Nombre de rues semblent crier « tu sais, ici, à peu près les seules choses qui ont de l’intérêt, ce sont toutes mes enseignes de luxe ! Regarde, je ne suis pas la capitale de la mode italienne pour rien ! ». C’est sûr, ils sont tous là : Emporio Armani, Prada, Gucci, etc. Ces enseignes marquent tellement la ville de leur empreinte, qu’elles ont même créé des bars et autres librairies à leur nom et leur gloire. De toutes façons, tout cela ne me concernait en rien : je n’en avais ni les moyens ni l’intérêt pour. Je suis plutôt du genre à voyager pour découvrir les bâtiments, les principaux musées et sentir l’ambiance de la ville. Et Milan a bien des choses à offrir, pour qui sait prendre le temps de regarder.
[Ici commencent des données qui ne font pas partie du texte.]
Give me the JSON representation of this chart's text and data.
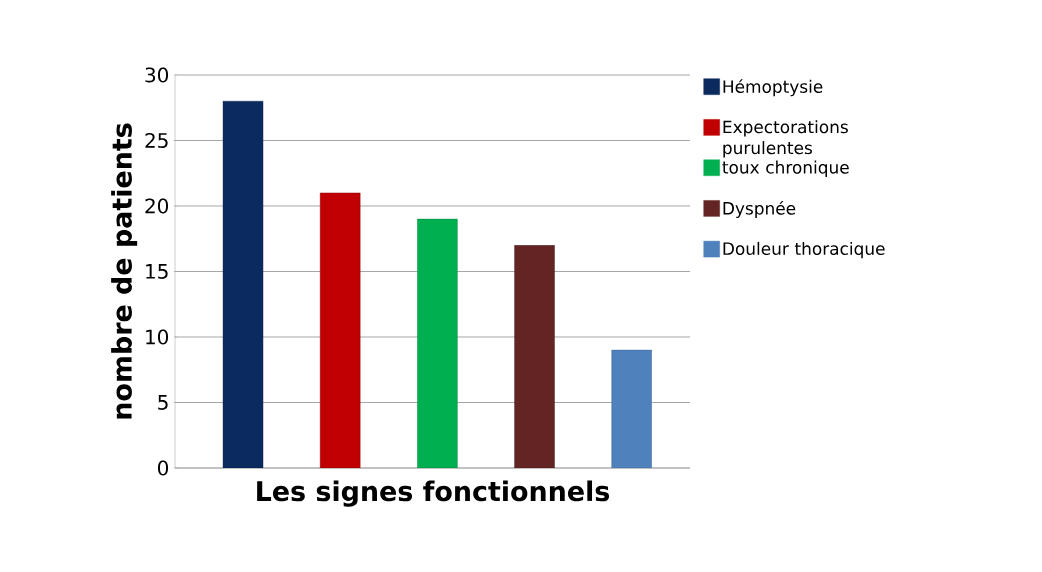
{
  "chart_data": {
    "type": "bar",
    "xlabel": "Les signes fonctionnels",
    "ylabel": "nombre de patients",
    "categories": [
      null,
      null,
      null,
      null,
      null
    ],
    "series": [
      {
        "name": "Hémoptysie",
        "color": "#0b2a5e",
        "values": [
          28,
          null,
          null,
          null,
          null
        ]
      },
      {
        "name": "Expectorations purulentes",
        "color": "#c00000",
        "values": [
          null,
          21,
          null,
          null,
          null
        ]
      },
      {
        "name": "toux chronique",
        "color": "#00b050",
        "values": [
          null,
          null,
          19,
          null,
          null
        ]
      },
      {
        "name": "Dyspnée",
        "color": "#632523",
        "values": [
          null,
          null,
          null,
          17,
          null
        ]
      },
      {
        "name": "Douleur thoracique",
        "color": "#4f81bd",
        "values": [
          null,
          null,
          null,
          null,
          9
        ]
      }
    ],
    "ylim": [
      0,
      30
    ],
    "yticks": [
      0,
      5,
      10,
      15,
      20,
      25,
      30
    ],
    "grid": "y",
    "legend": "right"
  }
}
Une fois les bâtiments moches de côté, et l’absence de cohérence, on finit par remarquer la quantité d’églises diverses et les nombreux palazzos aux cours intérieurs à colonnades que l’on peut entrapercevoir à travers leur porche d’entrée.
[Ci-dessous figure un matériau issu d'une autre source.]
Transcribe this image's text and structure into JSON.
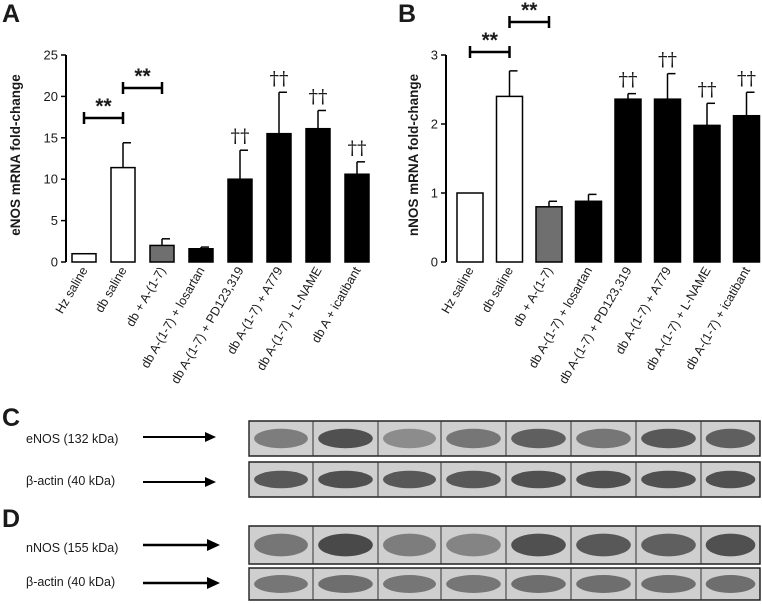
{
  "panel_labels": {
    "a": "A",
    "b": "B",
    "c": "C",
    "d": "D"
  },
  "chart_data": [
    {
      "panel": "A",
      "type": "bar",
      "ylabel": "eNOS mRNA fold-change",
      "ylim": [
        0,
        25
      ],
      "yticks": [
        "0",
        "5",
        "10",
        "15",
        "20",
        "25"
      ],
      "categories": [
        "Hz saline",
        "db saline",
        "db + A-(1-7)",
        "db A-(1-7) + losartan",
        "db A-(1-7) + PD123,319",
        "db A-(1-7) + A779",
        "db A-(1-7) + L-NAME",
        "db A + icatibant"
      ],
      "values": [
        1.0,
        11.4,
        2.0,
        1.6,
        10.0,
        15.5,
        16.1,
        10.6
      ],
      "errors": [
        0.0,
        3.0,
        0.8,
        0.2,
        3.5,
        5.0,
        2.2,
        1.5
      ],
      "fill": [
        "white",
        "white",
        "gray",
        "black",
        "black",
        "black",
        "black",
        "black"
      ],
      "annotations": [
        "",
        "",
        "",
        "",
        "††",
        "††",
        "††",
        "††"
      ],
      "significance": [
        {
          "label": "**",
          "from": 0,
          "to": 1
        },
        {
          "label": "**",
          "from": 1,
          "to": 2
        }
      ]
    },
    {
      "panel": "B",
      "type": "bar",
      "ylabel": "nNOS mRNA fold-change",
      "ylim": [
        0,
        3
      ],
      "yticks": [
        "0",
        "1",
        "2",
        "3"
      ],
      "categories": [
        "Hz saline",
        "db saline",
        "db + A-(1-7)",
        "db A-(1-7) + losartan",
        "db A-(1-7) + PD123,319",
        "db A-(1-7) + A779",
        "db A-(1-7) + L-NAME",
        "db A-(1-7) + icatibant"
      ],
      "values": [
        1.0,
        2.4,
        0.8,
        0.88,
        2.36,
        2.36,
        1.98,
        2.12
      ],
      "errors": [
        0.0,
        0.37,
        0.08,
        0.1,
        0.08,
        0.37,
        0.32,
        0.34
      ],
      "fill": [
        "white",
        "white",
        "gray",
        "black",
        "black",
        "black",
        "black",
        "black"
      ],
      "annotations": [
        "",
        "",
        "",
        "",
        "††",
        "††",
        "††",
        "††"
      ],
      "significance": [
        {
          "label": "**",
          "from": 0,
          "to": 1
        },
        {
          "label": "**",
          "from": 1,
          "to": 2
        }
      ]
    }
  ],
  "blots": {
    "c": {
      "rows": [
        "eNOS (132 kDa)",
        "β-actin (40 kDa)"
      ],
      "lanes": 8
    },
    "d": {
      "rows": [
        "nNOS (155 kDa)",
        "β-actin (40 kDa)"
      ],
      "lanes": 8
    }
  },
  "colors": {
    "white_bar": "#ffffff",
    "gray_bar": "#6f6f6f",
    "black_bar": "#000000",
    "blot_bg": "#cfcfcf",
    "band": "#3a3a3a"
  }
}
Concernant les musées, ce n’était pas si mal non plus. Ma première visite fut celle de la pinacothèque de Brera, à deux pas de mon auberge de jeunesse. Celle-ci présente la principale collection de peinture de la ville, majoritairement italienne. Une grande partie de ses peintres classiques m’était inconnue, les artistes italiens de référence en France étant plus présents à Florence. Pour autant, beaucoup d’œuvres étaient intéressantes à découvrir. Il ne me semble pas qu’une seule d’entre elle soit vraiment célèbre, mais cela ne leur retire rien. Par ailleurs, mention spéciale à la statue de Napoléon dans la cour, en tenue antique. C’est inhabituel de le voir représenté ainsi !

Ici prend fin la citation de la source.